8. Enquanto escrevia o livro, você me disse que era um imenso prazer poder se ausentar desta nossa época e mergulhar no universo de Machado de Assis... Gostaria que falasse um pouco também do seu processo de composição... Você contou uma vez, ainda na época da Gazeta Mercantil, que estava montando uma “machadiana”; depois, em outra ocasião, me disse que donos de sebo separavam sempre obras sobre Machado de Assis para você... Quanto durou isso? De quando data, digamos, sua obsessão pelo Bruxo? E, no limite da biografia propriamente dita, quando você se sentiu “pronto”? Você também me disse que Richard Ellmann realizou sua obra clássica sobre Joyce por volta dos 35 anos e que, no seu caso, não havia mais por que esperar... Quais indicações você teve de que já era hora? E, igualmente importante: quando soube que poderia dar o trabalho (de composição) por encerrado? Machado de Assis é, sem dúvida, nosso maior autor; logo, suponho que o peso dessa constatação tenha sido uma carga extra para o biógrafo... ou não?

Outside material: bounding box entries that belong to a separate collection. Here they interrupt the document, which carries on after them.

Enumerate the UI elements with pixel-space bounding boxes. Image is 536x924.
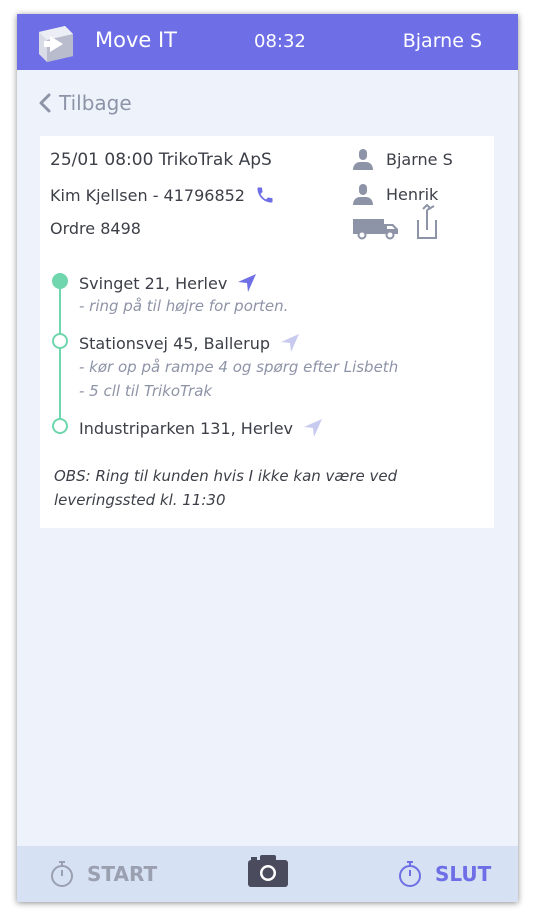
job-card: 25/01 08:00 TrikoTrak ApS Kim Kjellsen -… — [40, 136, 494, 528]
package-icon — [417, 204, 437, 239]
stop-note: - 5 cll til TrikoTrak — [79, 382, 213, 400]
start-button[interactable]: START — [49, 860, 157, 888]
start-label: START — [87, 862, 158, 886]
chevron-left-icon — [39, 93, 51, 113]
crew-name: Bjarne S — [386, 149, 453, 169]
navigation-arrow-icon[interactable] — [303, 418, 323, 438]
stop-address: Svinget 21, Herlev — [79, 273, 228, 293]
app-logo-icon — [39, 26, 73, 62]
stop-address: Industriparken 131, Herlev — [79, 418, 294, 438]
route-stop: Industriparken 131, Herlev — [79, 418, 323, 438]
app-header: Move IT 08:32 Bjarne S — [17, 14, 518, 70]
end-button[interactable]: SLUT — [397, 860, 491, 888]
back-label: Tilbage — [59, 91, 132, 115]
route-stop: Stationsvej 45, Ballerup — [79, 333, 300, 353]
route-stop: Svinget 21, Herlev — [79, 273, 257, 293]
crew-name: Henrik — [386, 184, 439, 204]
job-contact: Kim Kjellsen - 41796852 — [50, 185, 275, 205]
app-title: Move IT — [95, 28, 178, 52]
route-stop-marker — [52, 418, 68, 434]
order-number: Ordre 8498 — [50, 219, 141, 238]
navigation-arrow-icon[interactable] — [237, 273, 257, 293]
end-label: SLUT — [435, 862, 492, 886]
job-title: 25/01 08:00 TrikoTrak ApS — [50, 150, 272, 170]
phone-icon[interactable] — [255, 185, 275, 205]
person-icon — [353, 149, 373, 170]
observation-note: OBS: Ring til kunden hvis I ikke kan vær… — [54, 467, 398, 509]
camera-icon[interactable] — [247, 854, 289, 888]
footer-bar: START SLUT — [17, 846, 518, 902]
stopwatch-icon — [51, 861, 73, 887]
person-icon — [353, 184, 373, 205]
truck-icon — [353, 219, 398, 240]
crew-member-2: Henrik — [352, 183, 438, 205]
stop-note: - ring på til højre for porten. — [79, 297, 289, 315]
app-screen: Move IT 08:32 Bjarne S Tilbage 25/01 08:… — [17, 14, 518, 902]
navigation-arrow-icon[interactable] — [280, 333, 300, 353]
crew-member-1: Bjarne S — [352, 148, 453, 170]
clock: 08:32 — [254, 31, 306, 52]
back-button[interactable]: Tilbage — [39, 91, 132, 115]
current-user: Bjarne S — [402, 30, 482, 52]
contact-text: Kim Kjellsen - 41796852 — [50, 185, 245, 205]
stop-address: Stationsvej 45, Ballerup — [79, 333, 270, 353]
route-stop-marker — [52, 333, 68, 349]
route-line — [59, 282, 61, 426]
stop-note: - kør op på rampe 4 og spørg efter Lisbe… — [79, 358, 399, 376]
route-stop-marker — [52, 273, 68, 289]
stopwatch-icon — [399, 861, 421, 887]
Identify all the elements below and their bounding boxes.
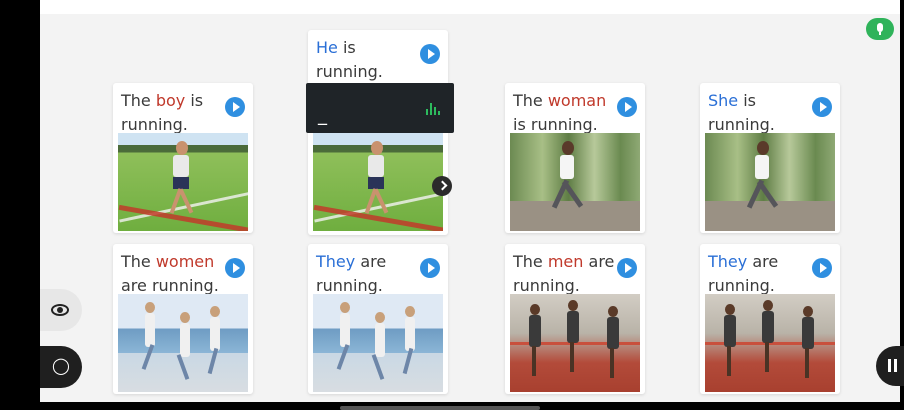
sentence-card[interactable]: She is running. <box>700 83 840 233</box>
audio-wave-icon <box>426 101 442 115</box>
caption-text: The <box>121 252 156 271</box>
lightbulb-icon[interactable]: ◯ <box>40 346 82 388</box>
play-audio-button[interactable] <box>420 258 440 278</box>
photo-women-running-beach <box>313 294 443 392</box>
home-indicator <box>340 406 540 410</box>
pronoun-word: He <box>316 38 338 57</box>
eye-icon[interactable] <box>40 289 82 331</box>
answer-blank: _ <box>318 105 327 126</box>
left-bezel <box>0 0 40 410</box>
photo-woman-running <box>705 133 835 231</box>
play-audio-button[interactable] <box>420 44 440 64</box>
sentence-card[interactable]: The boy is running. <box>113 83 253 233</box>
sentence-card[interactable]: They are running. <box>700 244 840 394</box>
photo-woman-running <box>510 133 640 231</box>
card-caption: They are running. <box>708 250 812 298</box>
card-caption: The boy is running. <box>121 89 225 137</box>
noun-word: woman <box>547 91 607 110</box>
caption-text: The <box>513 252 548 271</box>
play-audio-button[interactable] <box>225 258 245 278</box>
microphone-icon[interactable] <box>866 18 894 40</box>
card-caption: The woman is running. <box>513 89 617 137</box>
noun-word: boy <box>155 91 186 110</box>
play-audio-button[interactable] <box>225 97 245 117</box>
photo-boy-running <box>313 133 443 231</box>
play-audio-button[interactable] <box>812 258 832 278</box>
play-audio-button[interactable] <box>617 97 637 117</box>
sentence-card[interactable]: The men are running. <box>505 244 645 394</box>
noun-word: men <box>547 252 584 271</box>
answer-popup[interactable]: _ <box>306 83 454 133</box>
sentence-card[interactable]: The woman is running. <box>505 83 645 233</box>
play-audio-button[interactable] <box>617 258 637 278</box>
photo-boy-running <box>118 133 248 231</box>
pronoun-word: They <box>316 252 356 271</box>
photo-women-running-beach <box>118 294 248 392</box>
card-caption: The women are running. <box>121 250 225 298</box>
chevron-right-icon[interactable] <box>432 176 452 196</box>
card-caption: The men are running. <box>513 250 617 298</box>
caption-text: are running. <box>121 276 219 295</box>
pronoun-word: They <box>708 252 748 271</box>
card-caption: They are running. <box>316 250 420 298</box>
card-caption: He is running. <box>316 36 420 84</box>
photo-men-running-track <box>705 294 835 392</box>
app-window: The boy is running. He is running. The w… <box>0 0 904 410</box>
play-audio-button[interactable] <box>812 97 832 117</box>
caption-text: The <box>513 91 548 110</box>
pronoun-word: She <box>708 91 739 110</box>
caption-text: is running. <box>513 115 598 134</box>
caption-text: The <box>121 91 156 110</box>
sentence-card[interactable]: The women are running. <box>113 244 253 394</box>
photo-men-running-track <box>510 294 640 392</box>
noun-word: women <box>155 252 215 271</box>
sentence-card[interactable]: They are running. <box>308 244 448 394</box>
card-caption: She is running. <box>708 89 812 137</box>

Minha obsessão por ele vem desde os 14 anos, quando li Quincas Borba. Passei a ler toda sua obra e até hoje não passa mês em que não releia alguma coisa. Há dez anos comecei a juntar sistematicamente o material de pesquisa. Como as bibliotecas públicas no Brasil são uma porcaria, contei com sebos para formar a Machadiana de mais de 400 volumes. Me senti pronto em 2004, depois de ter escrito uma série de livros pequenos, de ensaios e principalmente perfis biográficos (como o de Paulo Francis), e de ter lido muitos livros sobre a história do Brasil da época. Senti que tinha fôlego para uma narrativa mais longa, acostumado que sou ao ritmo de jornal. Passei um ano escrevendo todas as manhãs e fazendo anotações às noites. Fiquei depois cinco semanas de férias em casa dando o mergulho final, com 8 a 10 horas por dia de trabalho. E com enorme prazer em cada parágrafo. A reputação de Machado não pesou. Ao contrário. Como todo gênio, nunca vamos parar de interpretá-lo. Há muita coisa a ser dita sobre ele, ainda que saibamos pouco sobre sua infância e juventude. Eu disse as minhas. Até reverti leituras que se fazem de frases famosas suas e de tramas como a de Dom Casmurro. Dei meu piparote num planeta que não pára de girar...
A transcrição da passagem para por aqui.